I suoi progetti sono radicati in quello che divenne noto come Swedish Modern - una sensibilità emersa negli anni '30 e '40, quando i designer svedesi sintetizzarono il funzionalismo dell'era della macchina proveniente dall'Europa continentale con le più antiche tradizioni artigianali radicate nei materiali naturali e nella scala umana. Brisborg lavorò quasi esclusivamente in ottone, metallo laccato, teak, pelle e ghisa. Le proporzioni delle sue lampade da terra e da tavolo sono deliberate e sobrie: bracci regolabili che si muovono senza sforzo, paralumi bilanciati in modo che rimangano dove li si posiziona, basi abbastanza pesanti da stare in piedi senza ancoraggio. Non c'è rumore decorativo.
Oltre al piano vendita, Brisborg collaborò con lo studio di architettura d'interni dell'NK per commissioni su misura per ristoranti, grandi magazzini, cinema e clienti aziendali in tutta la Svezia. Uno degli esempi più sorprendenti è una serie di applique personalizzate che progettò insieme a Olle Elmgren per il cinema Forellen a Luleå, intorno al 1951. Quella coppia fu successivamente venduta da Bukowskis per l'equivalente di circa 240.000 SEK, una cifra che illustra la distanza tra le sue lampade di produzione e il suo lavoro istituzionale unico.

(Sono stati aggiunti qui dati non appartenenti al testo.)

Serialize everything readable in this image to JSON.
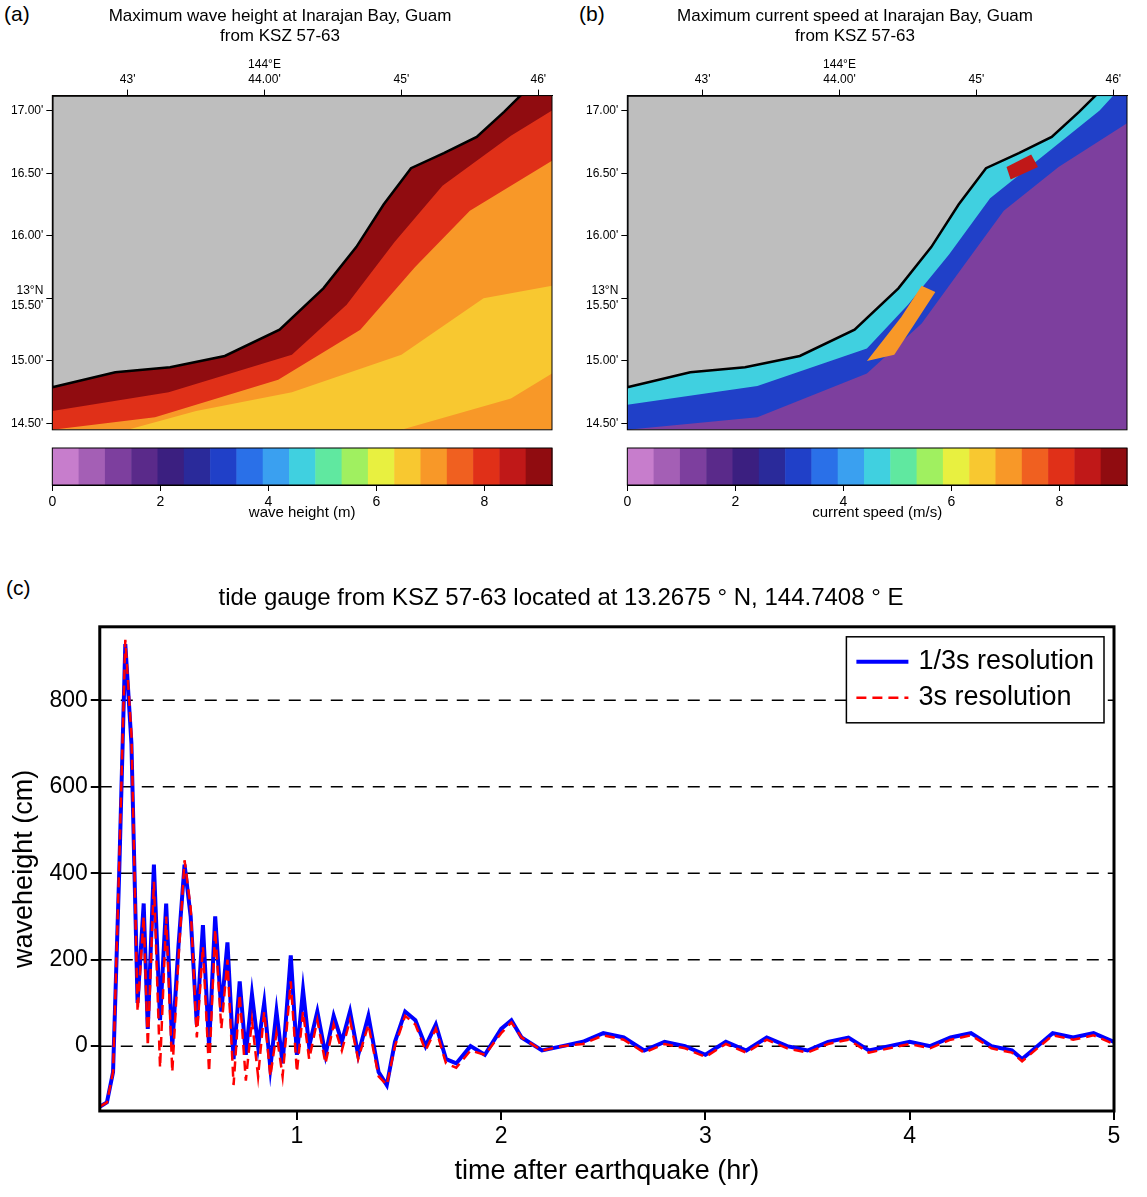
{
  "chart_data": [
    {
      "type": "map",
      "panel": "(a)",
      "title": [
        "Maximum wave height at Inarajan Bay, Guam",
        "from KSZ 57-63"
      ],
      "xlim": [
        42.45,
        46.1
      ],
      "ylim": [
        14.45,
        17.12
      ],
      "xticks": [
        {
          "value": 43,
          "label": "43'"
        },
        {
          "value": 44,
          "label": "144°E\n44.00'"
        },
        {
          "value": 45,
          "label": "45'"
        },
        {
          "value": 46,
          "label": "46'"
        }
      ],
      "yticks": [
        {
          "value": 14.5,
          "label": "14.50'"
        },
        {
          "value": 15,
          "label": "15.00'"
        },
        {
          "value": 15.5,
          "label": "13°N\n15.50'"
        },
        {
          "value": 16,
          "label": "16.00'"
        },
        {
          "value": 16.5,
          "label": "16.50'"
        },
        {
          "value": 17,
          "label": "17.00'"
        }
      ],
      "land": [
        [
          42.45,
          14.79
        ],
        [
          42.91,
          14.91
        ],
        [
          43.31,
          14.95
        ],
        [
          43.71,
          15.04
        ],
        [
          44.11,
          15.25
        ],
        [
          44.43,
          15.58
        ],
        [
          44.67,
          15.91
        ],
        [
          44.87,
          16.25
        ],
        [
          45.07,
          16.54
        ],
        [
          45.31,
          16.66
        ],
        [
          45.55,
          16.79
        ],
        [
          45.75,
          16.99
        ],
        [
          45.87,
          17.12
        ],
        [
          42.45,
          17.12
        ]
      ],
      "regions": [
        {
          "value": 7.2,
          "polygon": [
            [
              42.45,
              14.45
            ],
            [
              46.1,
              14.45
            ],
            [
              46.1,
              17.12
            ],
            [
              42.45,
              17.12
            ]
          ]
        },
        {
          "value": 6.5,
          "polygon": [
            [
              43.0,
              14.45
            ],
            [
              45.0,
              14.45
            ],
            [
              45.8,
              14.7
            ],
            [
              46.1,
              14.9
            ],
            [
              46.1,
              15.6
            ],
            [
              45.6,
              15.5
            ],
            [
              45.0,
              15.05
            ],
            [
              44.2,
              14.75
            ],
            [
              43.5,
              14.6
            ]
          ]
        },
        {
          "value": 8.2,
          "polygon": [
            [
              42.45,
              14.45
            ],
            [
              43.2,
              14.55
            ],
            [
              44.1,
              14.85
            ],
            [
              44.7,
              15.25
            ],
            [
              45.1,
              15.75
            ],
            [
              45.5,
              16.2
            ],
            [
              46.1,
              16.6
            ],
            [
              46.1,
              17.12
            ],
            [
              42.45,
              17.12
            ]
          ]
        },
        {
          "value": 9.0,
          "polygon": [
            [
              42.45,
              14.6
            ],
            [
              43.3,
              14.75
            ],
            [
              44.2,
              15.05
            ],
            [
              44.6,
              15.45
            ],
            [
              44.95,
              15.95
            ],
            [
              45.3,
              16.4
            ],
            [
              45.8,
              16.8
            ],
            [
              46.1,
              17.0
            ],
            [
              46.1,
              17.12
            ],
            [
              42.45,
              17.12
            ]
          ]
        }
      ],
      "colorbar_range": [
        0,
        9.25
      ],
      "colorbar_ticks": [
        0,
        2,
        4,
        6,
        8
      ],
      "colorbar_label": "wave height (m)",
      "colors": [
        "#c77dcc",
        "#a45fb5",
        "#7d3f9e",
        "#5a2a8a",
        "#3b1f80",
        "#2a2a9a",
        "#2040c8",
        "#2a70e8",
        "#3aa0f0",
        "#40d0e0",
        "#60e8a0",
        "#a0f060",
        "#e8f040",
        "#f8c830",
        "#f89828",
        "#f06020",
        "#e03018",
        "#c01818",
        "#900c10"
      ]
    },
    {
      "type": "map",
      "panel": "(b)",
      "title": [
        "Maximum current speed at Inarajan Bay, Guam",
        "from KSZ 57-63"
      ],
      "xlim": [
        42.45,
        46.1
      ],
      "ylim": [
        14.45,
        17.12
      ],
      "xticks": [
        {
          "value": 43,
          "label": "43'"
        },
        {
          "value": 44,
          "label": "144°E\n44.00'"
        },
        {
          "value": 45,
          "label": "45'"
        },
        {
          "value": 46,
          "label": "46'"
        }
      ],
      "yticks": [
        {
          "value": 14.5,
          "label": "14.50'"
        },
        {
          "value": 15,
          "label": "15.00'"
        },
        {
          "value": 15.5,
          "label": "13°N\n15.50'"
        },
        {
          "value": 16,
          "label": "16.00'"
        },
        {
          "value": 16.5,
          "label": "16.50'"
        },
        {
          "value": 17,
          "label": "17.00'"
        }
      ],
      "land": [
        [
          42.45,
          14.79
        ],
        [
          42.91,
          14.91
        ],
        [
          43.31,
          14.95
        ],
        [
          43.71,
          15.04
        ],
        [
          44.11,
          15.25
        ],
        [
          44.43,
          15.58
        ],
        [
          44.67,
          15.91
        ],
        [
          44.87,
          16.25
        ],
        [
          45.07,
          16.54
        ],
        [
          45.31,
          16.66
        ],
        [
          45.55,
          16.79
        ],
        [
          45.75,
          16.99
        ],
        [
          45.87,
          17.12
        ],
        [
          42.45,
          17.12
        ]
      ],
      "regions": [
        {
          "value": 1.0,
          "polygon": [
            [
              42.45,
              14.45
            ],
            [
              46.1,
              14.45
            ],
            [
              46.1,
              17.12
            ],
            [
              42.45,
              17.12
            ]
          ]
        },
        {
          "value": 3.0,
          "polygon": [
            [
              42.45,
              14.45
            ],
            [
              43.4,
              14.55
            ],
            [
              44.2,
              14.9
            ],
            [
              44.6,
              15.3
            ],
            [
              44.9,
              15.75
            ],
            [
              45.2,
              16.2
            ],
            [
              45.6,
              16.55
            ],
            [
              46.1,
              16.9
            ],
            [
              46.1,
              17.12
            ],
            [
              42.45,
              17.12
            ]
          ]
        },
        {
          "value": 4.6,
          "polygon": [
            [
              42.45,
              14.65
            ],
            [
              43.4,
              14.8
            ],
            [
              44.2,
              15.1
            ],
            [
              44.5,
              15.45
            ],
            [
              44.8,
              15.85
            ],
            [
              45.1,
              16.3
            ],
            [
              45.5,
              16.65
            ],
            [
              45.9,
              17.0
            ],
            [
              46.0,
              17.12
            ],
            [
              42.45,
              17.12
            ]
          ]
        },
        {
          "value": 7.0,
          "polygon": [
            [
              44.2,
              15.0
            ],
            [
              44.4,
              15.05
            ],
            [
              44.55,
              15.3
            ],
            [
              44.7,
              15.55
            ],
            [
              44.6,
              15.6
            ],
            [
              44.45,
              15.35
            ]
          ]
        },
        {
          "value": 8.5,
          "polygon": [
            [
              45.25,
              16.45
            ],
            [
              45.45,
              16.55
            ],
            [
              45.4,
              16.65
            ],
            [
              45.22,
              16.55
            ]
          ]
        }
      ],
      "colorbar_range": [
        0,
        9.25
      ],
      "colorbar_ticks": [
        0,
        2,
        4,
        6,
        8
      ],
      "colorbar_label": "current speed (m/s)",
      "colors": [
        "#c77dcc",
        "#a45fb5",
        "#7d3f9e",
        "#5a2a8a",
        "#3b1f80",
        "#2a2a9a",
        "#2040c8",
        "#2a70e8",
        "#3aa0f0",
        "#40d0e0",
        "#60e8a0",
        "#a0f060",
        "#e8f040",
        "#f8c830",
        "#f89828",
        "#f06020",
        "#e03018",
        "#c01818",
        "#900c10"
      ]
    },
    {
      "type": "line",
      "panel": "(c)",
      "title": "tide gauge from KSZ 57-63 located at 13.2675 ° N, 144.7408 ° E",
      "xlabel": "time after earthquake (hr)",
      "ylabel": "waveheight (cm)",
      "xlim": [
        0.035,
        5
      ],
      "ylim": [
        -150,
        970
      ],
      "xticks": [
        1,
        2,
        3,
        4,
        5
      ],
      "yticks": [
        0,
        200,
        400,
        600,
        800
      ],
      "grid": "y",
      "legend": "upper right",
      "x": [
        0.035,
        0.07,
        0.1,
        0.13,
        0.16,
        0.19,
        0.22,
        0.25,
        0.27,
        0.3,
        0.33,
        0.36,
        0.39,
        0.42,
        0.45,
        0.48,
        0.51,
        0.54,
        0.57,
        0.6,
        0.63,
        0.66,
        0.69,
        0.72,
        0.75,
        0.78,
        0.81,
        0.84,
        0.87,
        0.9,
        0.93,
        0.97,
        1.0,
        1.03,
        1.06,
        1.1,
        1.14,
        1.18,
        1.22,
        1.26,
        1.3,
        1.35,
        1.4,
        1.44,
        1.48,
        1.53,
        1.58,
        1.63,
        1.68,
        1.73,
        1.78,
        1.85,
        1.92,
        2.0,
        2.05,
        2.1,
        2.2,
        2.3,
        2.4,
        2.5,
        2.6,
        2.7,
        2.8,
        2.9,
        3.0,
        3.1,
        3.2,
        3.3,
        3.4,
        3.5,
        3.6,
        3.7,
        3.8,
        3.9,
        4.0,
        4.1,
        4.2,
        4.3,
        4.4,
        4.5,
        4.55,
        4.6,
        4.7,
        4.8,
        4.9,
        5.0
      ],
      "series": [
        {
          "name": "1/3s resolution",
          "color": "#0000ff",
          "line_style": "solid",
          "values": [
            -140,
            -130,
            -60,
            400,
            930,
            700,
            100,
            330,
            40,
            420,
            60,
            330,
            0,
            230,
            420,
            300,
            50,
            280,
            0,
            300,
            80,
            240,
            -30,
            150,
            -20,
            120,
            0,
            100,
            -50,
            80,
            -40,
            210,
            -20,
            130,
            0,
            80,
            -20,
            70,
            10,
            80,
            -20,
            70,
            -60,
            -90,
            10,
            80,
            60,
            0,
            50,
            -30,
            -40,
            0,
            -20,
            40,
            60,
            20,
            -10,
            0,
            10,
            30,
            20,
            -10,
            10,
            0,
            -20,
            10,
            -10,
            20,
            0,
            -10,
            10,
            20,
            -10,
            0,
            10,
            0,
            20,
            30,
            0,
            -10,
            -30,
            -10,
            30,
            20,
            30,
            10
          ]
        },
        {
          "name": "3s resolution",
          "color": "#ff0000",
          "line_style": "dashed",
          "values": [
            -140,
            -130,
            -60,
            420,
            940,
            720,
            80,
            300,
            0,
            380,
            -50,
            300,
            -60,
            200,
            430,
            320,
            20,
            230,
            -60,
            270,
            40,
            200,
            -90,
            120,
            -80,
            60,
            -70,
            80,
            -70,
            30,
            -70,
            150,
            -60,
            80,
            -30,
            60,
            -40,
            50,
            -10,
            60,
            -30,
            50,
            -70,
            -90,
            0,
            70,
            50,
            -10,
            40,
            -40,
            -50,
            -10,
            -20,
            30,
            55,
            20,
            -10,
            0,
            5,
            25,
            15,
            -15,
            5,
            -5,
            -25,
            5,
            -15,
            15,
            -5,
            -15,
            5,
            15,
            -15,
            -5,
            5,
            -5,
            15,
            25,
            -5,
            -15,
            -35,
            -15,
            25,
            15,
            25,
            5
          ]
        }
      ]
    }
  ]
}
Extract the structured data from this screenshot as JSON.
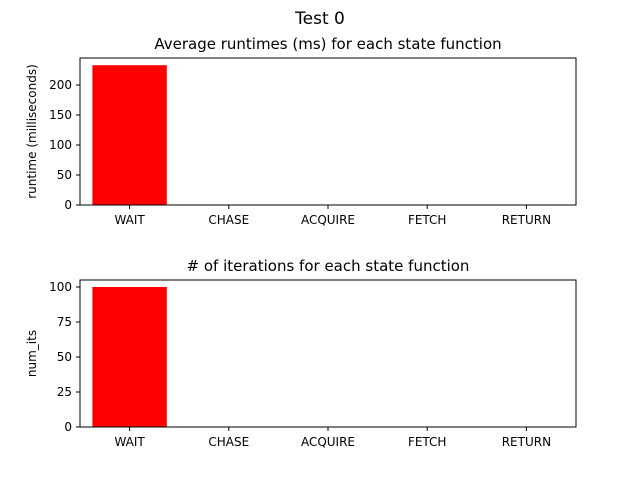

La serie di mobili Triva, lanciata dall'NK a metà degli anni '40 come linea integrata di arredi per la casa modernisti a prezzi accessibili, includeva diverse lampade Brisborg. Il concetto Triva era specificamente rivolto ai più giovani nuclei familiari svedesi che arredavano piccoli appartamenti del dopoguerra, e l'illuminazione al suo interno doveva funzionare in spazi ristretti senza sacrificare la qualità dei materiali. Gli apporti di Brisborg a quella serie - tipicamente ottone lucidato abbinato a teak o ferro laccato grigio - reggono visivamente rispetto a contemporanei molto più costosi provenienti da Danimarca o Germania.
Brisborg si ritirò prima del cambiamento radicale verso il pluralismo del design italiano e scandinavo che definì gli anni '70. La sua produzione rimane strettamente legata ai due decenni di punta del design svedese del mid-century, il che può spiegare perché riemerge più affidabilmente nelle case d'asta svedesi. Su Auctionist, 51 articoli attribuiti a Bertil Brisborg sono stati tracciati sulla piattaforma, con la maggior parte apparsa da Bukowskis Stockholm e Stockholms Auktionsverk. Il lavoro comprende lampade da terra, lampade da tavolo, applique e plafoniere, con prezzi per le lampade di produzione standard che tipicamente si attestano nella fascia 4.000-7.000 SEK nelle vendite recenti.